This new tech from Intel Labs could revolutionise VR gaming

If I say ‘good graphics’ you probably envision the latest triple-A game with high-res textures and ray tracing. If I say ‘photorealistic’ you probably think of something similar, but with extra attention paid to the similarity between the graphics and the real world. New research from Intel Labs, though, shows us just what photorealistic should mean – and has some thrilling applications for game development, especially in VR.

This new technique is called Free View Synthesis. It allows you to take some source images from an environment (from a video recorded while walking through a forest, for example), and then reconstruct and render the environment depicted in these images in full ‘photorealistic’ 3D. You can then have a ‘target view’ (ie a virtual camera, or perspective like that of the player in a videogame) travel through this environment freely, yielding new photorealistic views. This research will be presented online at ECCV 20 (August 23 to 28), so to hear more about it, make sure you tune in!

The (long-term) implications of this technique for game development should be obvious. In theory, with pictures of a real-world place to draw from, it should be able to automatically produce a traversable videogame environment that is not only identical in both layout and content, but also in looks. Quick and effortless level design, comparable to reality in terms of visual fidelity.

We spoke to Vladen Koltun, Chief Scientist for Intelligent Systems at Intel Labs, about this new technique. It has plenty of applications, but regarding gaming specifically, Vladen says “it can create games that are indistinguishable from reality”.

For the nitty-gritty on how it does this, you can read the full Free View Synthesis research paper [PDF], but essentially, the environment that’s taken from the source images is reconstructed using Structure From Motion (SfM) and Multi-View Stereo (MVS) to create a proxy depth map, then the target view has features reprojected and processed “via a convolutional network” to synthesise the new view. In short: take the source image, create a ‘depth map’ environment from these images, and then use a convolutional network to synthesise a new view in this environment.

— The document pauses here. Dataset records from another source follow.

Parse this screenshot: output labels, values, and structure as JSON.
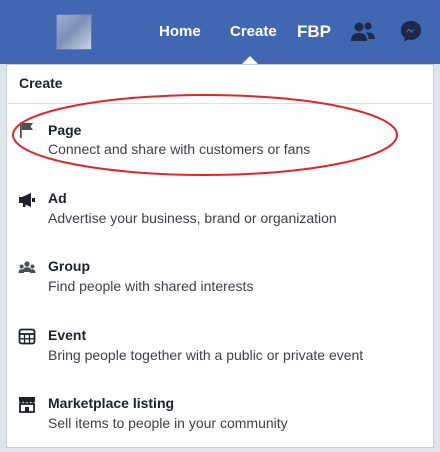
{
  "topbar": {
    "nav": {
      "home": "Home",
      "create": "Create",
      "fbp": "FBP"
    },
    "icons": {
      "friends": "friends-icon",
      "messenger": "messenger-icon"
    },
    "color": "#4267b2"
  },
  "dropdown": {
    "title": "Create",
    "items": [
      {
        "icon": "flag-icon",
        "title": "Page",
        "description": "Connect and share with customers or fans"
      },
      {
        "icon": "megaphone-icon",
        "title": "Ad",
        "description": "Advertise your business, brand or organization"
      },
      {
        "icon": "group-icon",
        "title": "Group",
        "description": "Find people with shared interests"
      },
      {
        "icon": "calendar-icon",
        "title": "Event",
        "description": "Bring people together with a public or private event"
      },
      {
        "icon": "storefront-icon",
        "title": "Marketplace listing",
        "description": "Sell items to people in your community"
      }
    ]
  },
  "annotation": {
    "color": "#e0262b",
    "highlighted_item": "Page"
  }
}
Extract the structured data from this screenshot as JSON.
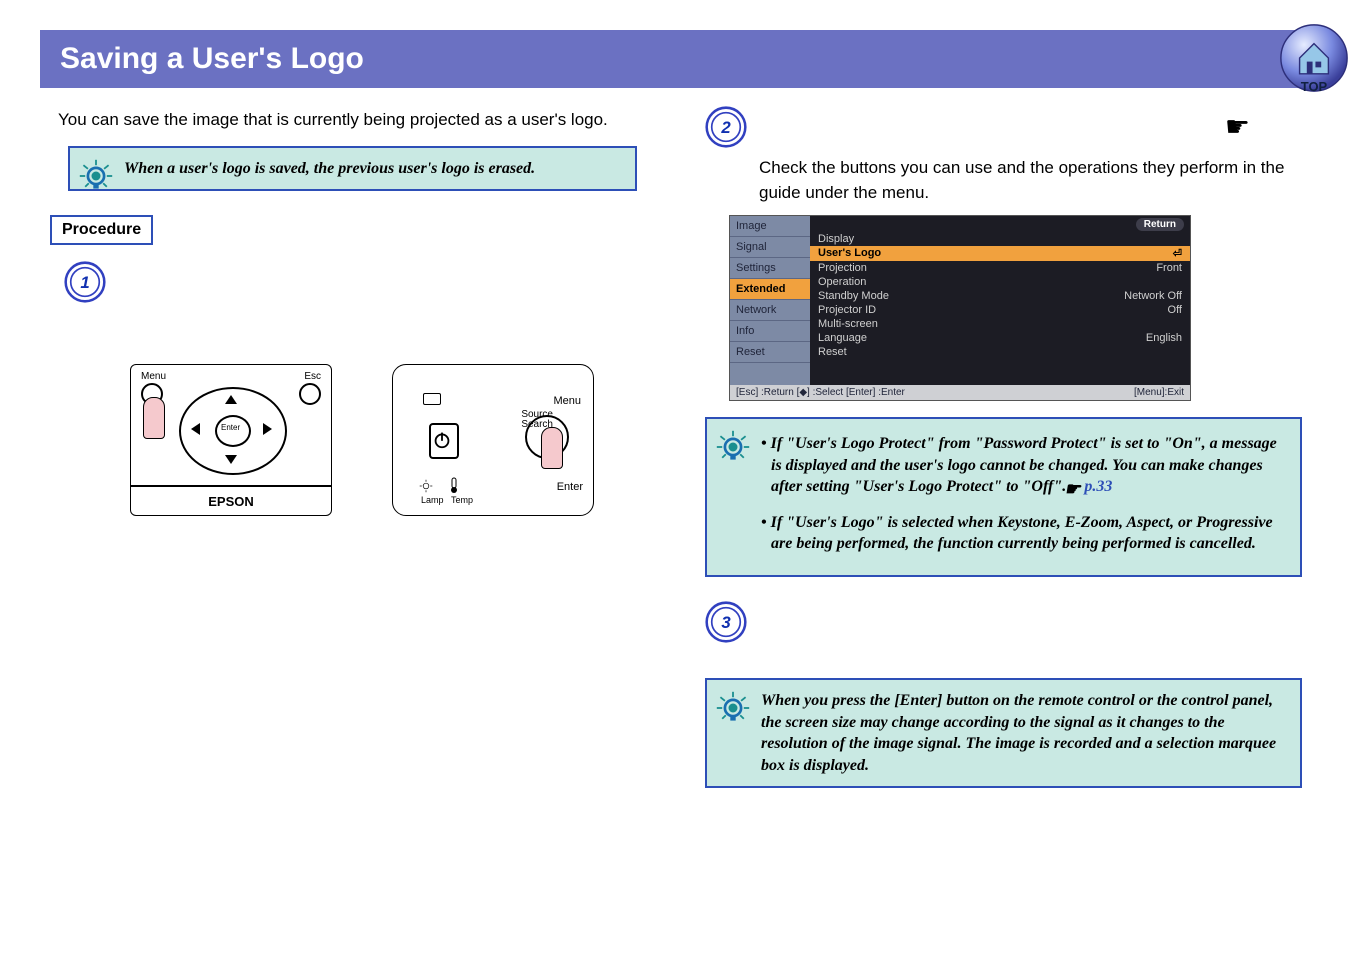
{
  "header": {
    "title": "Saving a User's Logo",
    "top_button": "TOP"
  },
  "left": {
    "intro": "You can save the image that is currently being projected as a user's logo.",
    "tip1": "When a user's logo is saved, the previous user's logo is erased.",
    "procedure_label": "Procedure",
    "step1_num": "1",
    "remote": {
      "menu": "Menu",
      "esc": "Esc",
      "enter": "Enter",
      "brand": "EPSON"
    },
    "panel": {
      "menu": "Menu",
      "source": "Source",
      "search": "Search",
      "enter": "Enter",
      "lamp": "Lamp",
      "temp": "Temp"
    }
  },
  "right": {
    "step2_num": "2",
    "step2_text": "Check the buttons you can use and the operations they perform in the guide under the menu.",
    "osd": {
      "sidebar": [
        "Image",
        "Signal",
        "Settings",
        "Extended",
        "Network",
        "Info",
        "Reset"
      ],
      "return": "Return",
      "items": [
        {
          "label": "Display",
          "value": ""
        },
        {
          "label": "User's Logo",
          "value": ""
        },
        {
          "label": "Projection",
          "value": "Front"
        },
        {
          "label": "Operation",
          "value": ""
        },
        {
          "label": "Standby Mode",
          "value": "Network Off"
        },
        {
          "label": "Projector ID",
          "value": "Off"
        },
        {
          "label": "Multi-screen",
          "value": ""
        },
        {
          "label": "Language",
          "value": "English"
        },
        {
          "label": "Reset",
          "value": ""
        }
      ],
      "footer_left": "[Esc] :Return  [◆] :Select  [Enter] :Enter",
      "footer_right": "[Menu]:Exit"
    },
    "tip2a": "If \"User's Logo Protect\" from \"Password Protect\" is set to \"On\", a message is displayed and the user's logo cannot be changed. You can make changes after setting \"User's Logo Protect\" to \"Off\".",
    "tip2a_ref": "p.33",
    "tip2b": "If \"User's Logo\" is selected when Keystone, E-Zoom, Aspect, or Progressive are being performed, the function currently being performed is cancelled.",
    "step3_num": "3",
    "tip3": "When you press the [Enter] button on the remote control or the control panel, the screen size may change according to the signal as it changes to the resolution of the image signal. The image is recorded and a selection marquee box is displayed."
  }
}
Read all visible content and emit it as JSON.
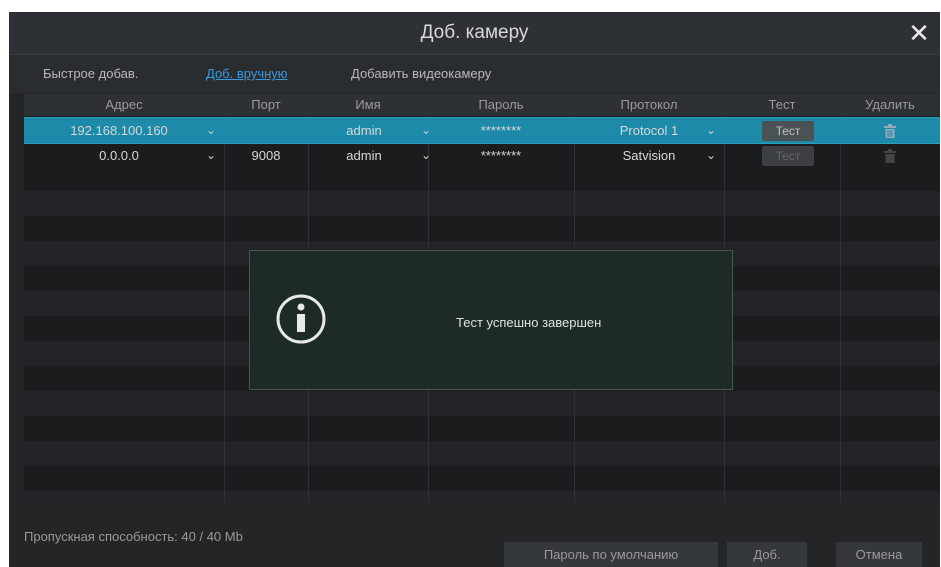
{
  "dialog": {
    "title": "Доб. камеру",
    "close_symbol": "✕"
  },
  "tabs": [
    {
      "label": "Быстрое добав.",
      "active": false
    },
    {
      "label": "Доб. вручную",
      "active": true
    },
    {
      "label": "Добавить видеокамеру",
      "active": false
    }
  ],
  "table": {
    "headers": [
      "Адрес",
      "Порт",
      "Имя",
      "Пароль",
      "Протокол",
      "Тест",
      "Удалить"
    ],
    "rows": [
      {
        "address": "192.168.100.160",
        "port": "",
        "name": "admin",
        "password": "********",
        "protocol": "Protocol 1",
        "test_label": "Тест",
        "selected": true
      },
      {
        "address": "0.0.0.0",
        "port": "9008",
        "name": "admin",
        "password": "********",
        "protocol": "Satvision",
        "test_label": "Тест",
        "selected": false
      }
    ]
  },
  "modal": {
    "message": "Тест успешно завершен",
    "icon": "info-circle-icon"
  },
  "footer": {
    "bandwidth": "Пропускная способность: 40 / 40 Mb",
    "default_password_button": "Пароль по умолчанию",
    "add_button": "Доб.",
    "cancel_button": "Отмена"
  },
  "colors": {
    "selected_row": "#1c8aa8",
    "active_tab": "#3a98e0",
    "background": "#232527"
  }
}
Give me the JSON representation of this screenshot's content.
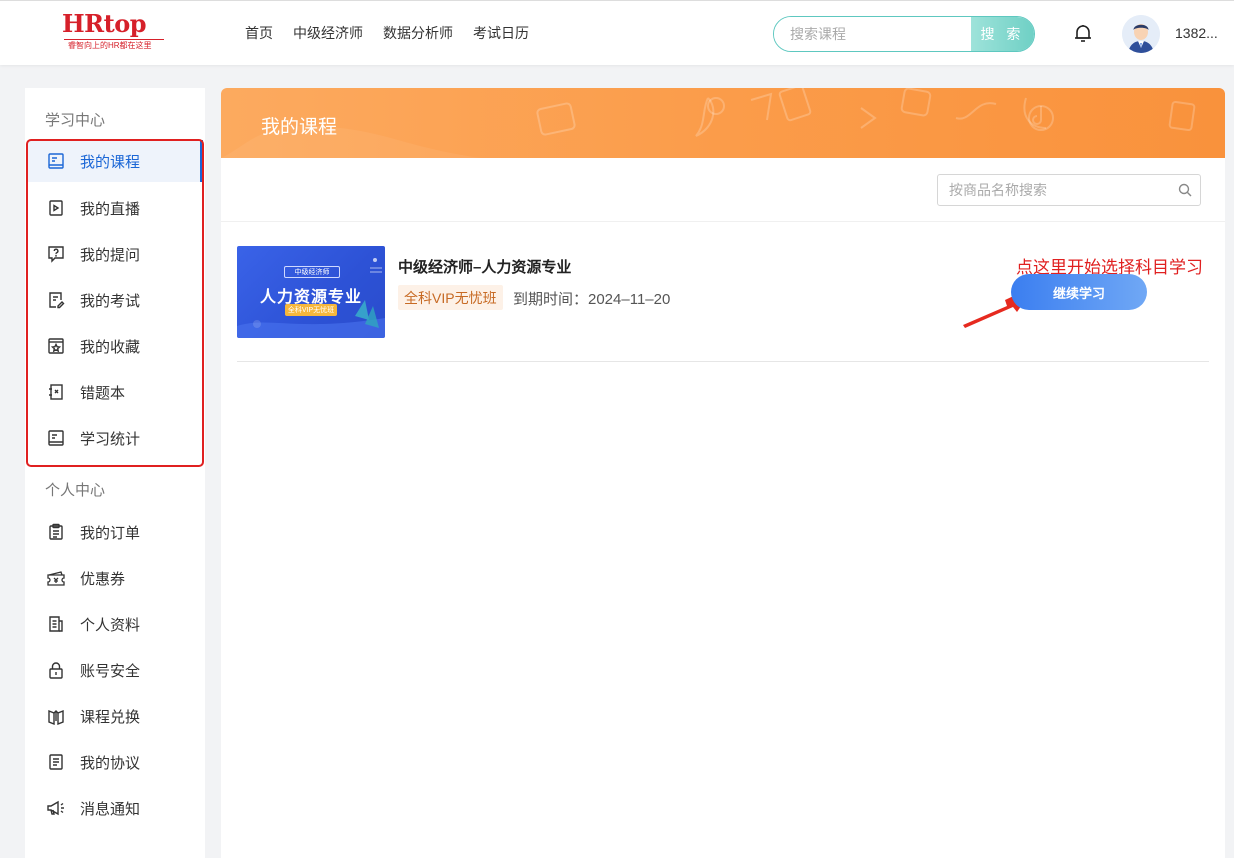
{
  "header": {
    "logo_text_hr": "HR",
    "logo_text_top": "top",
    "logo_tagline": "睿智向上的HR都在这里",
    "nav": [
      "首页",
      "中级经济师",
      "数据分析师",
      "考试日历"
    ],
    "search_placeholder": "搜索课程",
    "search_button": "搜 索",
    "username": "1382..."
  },
  "sidebar": {
    "section_study": "学习中心",
    "study_items": [
      {
        "label": "我的课程",
        "icon": "book-icon",
        "active": true
      },
      {
        "label": "我的直播",
        "icon": "live-icon"
      },
      {
        "label": "我的提问",
        "icon": "question-icon"
      },
      {
        "label": "我的考试",
        "icon": "exam-icon"
      },
      {
        "label": "我的收藏",
        "icon": "favorite-icon"
      },
      {
        "label": "错题本",
        "icon": "wrong-book-icon"
      },
      {
        "label": "学习统计",
        "icon": "stats-icon"
      }
    ],
    "section_personal": "个人中心",
    "personal_items": [
      {
        "label": "我的订单",
        "icon": "order-icon"
      },
      {
        "label": "优惠券",
        "icon": "coupon-icon"
      },
      {
        "label": "个人资料",
        "icon": "profile-icon"
      },
      {
        "label": "账号安全",
        "icon": "lock-icon"
      },
      {
        "label": "课程兑换",
        "icon": "exchange-icon"
      },
      {
        "label": "我的协议",
        "icon": "agreement-icon"
      },
      {
        "label": "消息通知",
        "icon": "megaphone-icon"
      }
    ]
  },
  "main": {
    "banner_title": "我的课程",
    "search_placeholder": "按商品名称搜索",
    "course": {
      "thumb_tag": "中级经济师",
      "thumb_title": "人力资源专业",
      "thumb_badge": "全科VIP无忧班",
      "title": "中级经济师–人力资源专业",
      "tag": "全科VIP无忧班",
      "expiry": "到期时间：2024–11–20",
      "button": "继续学习"
    },
    "annotation": "点这里开始选择科目学习"
  },
  "colors": {
    "accent_blue": "#1a66d6",
    "banner_orange": "#fb9c4a",
    "annotation_red": "#e02020",
    "search_teal": "#5ec8c0"
  }
}
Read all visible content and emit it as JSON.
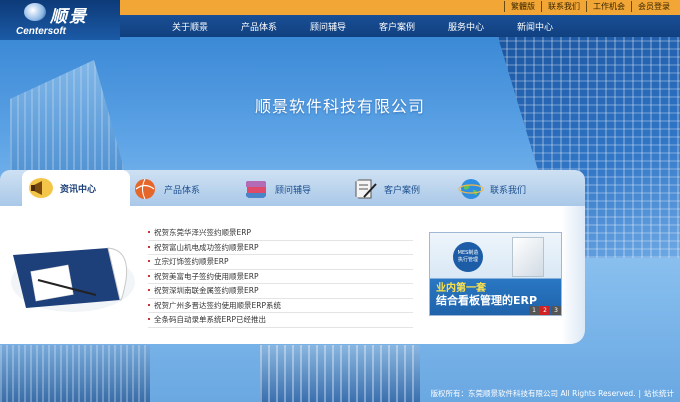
{
  "top_links": [
    "繁體版",
    "联系我们",
    "工作机会",
    "会员登录"
  ],
  "logo": {
    "cn": "顺景",
    "en": "Centersoft"
  },
  "nav": [
    "关于顺景",
    "产品体系",
    "顾问辅导",
    "客户案例",
    "服务中心",
    "新闻中心"
  ],
  "hero_title": "顺景软件科技有限公司",
  "tabs": [
    {
      "label": "资讯中心",
      "icon": "megaphone-icon",
      "color": "#e8a020"
    },
    {
      "label": "产品体系",
      "icon": "globe-icon",
      "color": "#e05a20"
    },
    {
      "label": "顾问辅导",
      "icon": "books-icon",
      "color": "#b06ab8"
    },
    {
      "label": "客户案例",
      "icon": "document-pen-icon",
      "color": "#555555"
    },
    {
      "label": "联系我们",
      "icon": "earth-icon",
      "color": "#2f8ee0"
    }
  ],
  "news": [
    "祝贺东莞华泽兴签约顺景ERP",
    "祝贺富山机电成功签约顺景ERP",
    "立宗灯饰签约顺景ERP",
    "祝贺美富电子签约使用顺景ERP",
    "祝贺深圳南联金属签约顺景ERP",
    "祝贺广州多晋达签约使用顺景ERP系统",
    "全条码自动录单系统ERP已经推出"
  ],
  "promo": {
    "badge_line1": "MES制造",
    "badge_line2": "执行管理",
    "line1": "业内第一套",
    "line2": "结合看板管理的ERP",
    "pages": [
      "1",
      "2",
      "3"
    ],
    "active_page": 2
  },
  "footer": {
    "copyright": "版权所有：东莞顺景软件科技有限公司 All Rights Reserved.",
    "stats": "站长统计"
  }
}
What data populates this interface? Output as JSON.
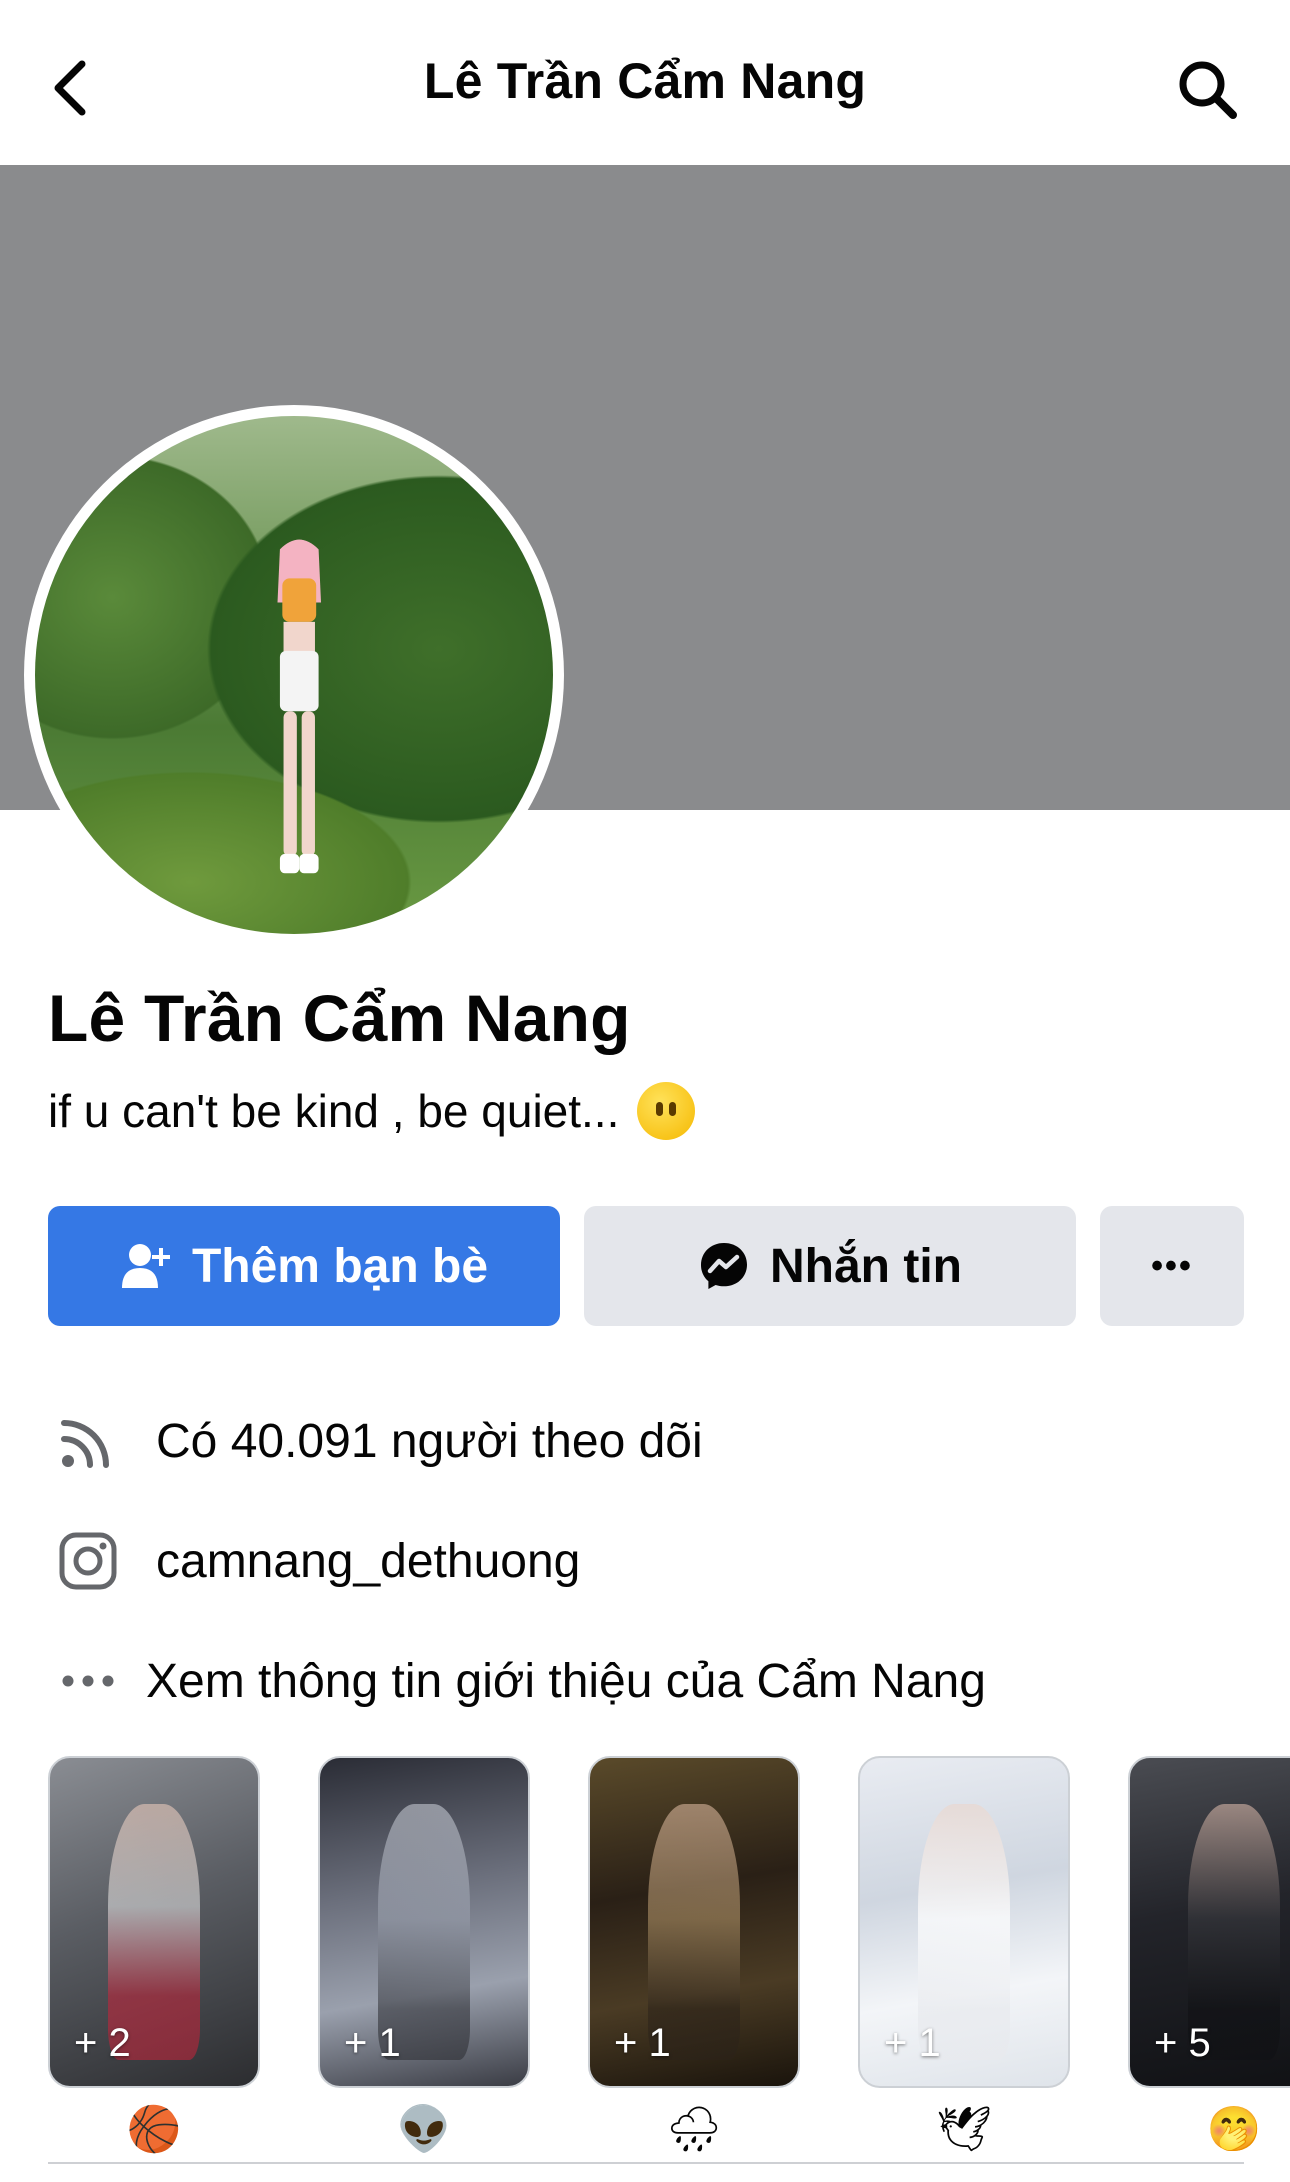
{
  "header": {
    "title": "Lê Trần Cẩm Nang"
  },
  "profile": {
    "name": "Lê Trần Cẩm Nang",
    "bio": "if u can't be kind , be quiet..."
  },
  "actions": {
    "add_friend_label": "Thêm bạn bè",
    "message_label": "Nhắn tin",
    "more_label": "•••"
  },
  "info": {
    "followers": "Có 40.091 người theo dõi",
    "instagram": "camnang_dethuong",
    "about": "Xem thông tin giới thiệu của Cẩm Nang"
  },
  "featured": {
    "stories": [
      {
        "count": "+ 2",
        "icon": "🏀"
      },
      {
        "count": "+ 1",
        "icon": "👽"
      },
      {
        "count": "+ 1",
        "icon": "🌧"
      },
      {
        "count": "+ 1",
        "icon": "🕊"
      },
      {
        "count": "+ 5",
        "icon": "🤭"
      }
    ]
  },
  "colors": {
    "primary": "#3578e5",
    "secondary_button": "#e4e6eb",
    "cover": "#8a8b8d",
    "text": "#050505"
  }
}
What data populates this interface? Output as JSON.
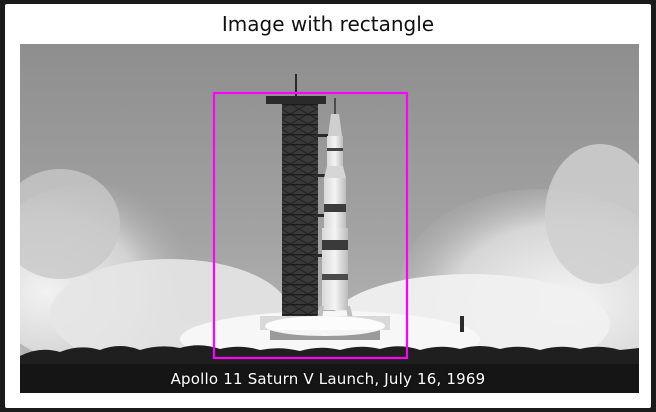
{
  "figure": {
    "title": "Image with rectangle"
  },
  "photo": {
    "caption": "Apollo 11 Saturn V Launch, July 16, 1969",
    "rectangle_color": "#ff00ff"
  }
}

“There is some geometric computation of the kind that you would encounter in classic graphics pipelines, and then a pass through a convolutional network, as you would see in standard deep network inference.” So we have deep learning being put to the task of creating photorealistic views in true-to-life scenes with only a limited number of source images (taken freely in the environment) for reference.

The video above shows other techniques that attempt to do a similar thing, including NPBG, a technique “published contemporaneously at the same conference” that “arose independently” from a different research lab and that has a lot in common with Free View Synthesis. As you can see in the video, though, Free View Synthesis achieves slightly better-looking results.

The use of SfM and MVS is very important for Free View Synthesis, Vladen tells us, and “many other techniques do not use SfM/MVS to the extent we do”. The researchers think that “it would be wasteful to just sweep aside all the amazing progress that has been made (and continues to be made) in SfM/MVS. Rather, we should build on top of it. The high level of fidelity attained by our approach is due, in significant part, to thirty years of progress on SfM/MVS.”

Image taken from the video above, showing an environment view generated by Free View Synthesis.

In theory, by using Free View Synthesis, a game developer could record a video strolling through a local deserted park, throw images from this video into the Free View Synthesis pipeline, and be able to move a virtual camera through a true-to-life, photorealistic, 3D reconstruction of the park, taking any route of movement they so desire. Extrapolate from this the implications for gaming, and you have a technique that could allow for easy and quick creation of photorealistic VR environments that the player can walk around in. And while the “current implementation is not optimised for real-time performance… there is no fundamental roadblock to doing this in real-time”.

Deep learning graphics capability is needed for Free View Synthesis, but this shouldn’t be a problem considering Nvidia’s latest GPUs have such capability (for DLSS, for example), and AMD should soon follow suit. But the real challenge to tackle – at least for gaming – is the creation of new synthetic elements in scenes. It’s all gravy being able to walk around a photorealistic park, but to make a game you need to be able to interact with the environment, or at least introduce other elements into it (like guns for an FPS game, for example).

Image taken from the video above, showing an environment view generated by Free View Synthesis.

How the technique could deal with such a thing, Vladen says, “is an open-research question”. In other words, it hasn’t yet been answered – which is not to say that it won’t be. “In its present form, the approach only handles static scenes. It allows you to freely move your viewpoint through a static scene while retaining a photographic appearance. Eventually, such techniques will be extended to dynamic scenes, with objects moving around, but we’re not there yet. This is an active research topic.”

This is probably why the technique “won’t be available right away” for gaming – “not even in the next couple of years, but eventually”. But it’s an enchanting look at what’s likely to come.

We already have some of the best VR headsets working to completely immerse you in a game world, and some of the best graphics cards using AI and deep learning to efficiently create high fidelity game environments. Rendering techniques like Free View Synthesis, when combined with these hardware advancements, give us the promise of great technological leaps for gaming, and that’s something I think we can all get behind.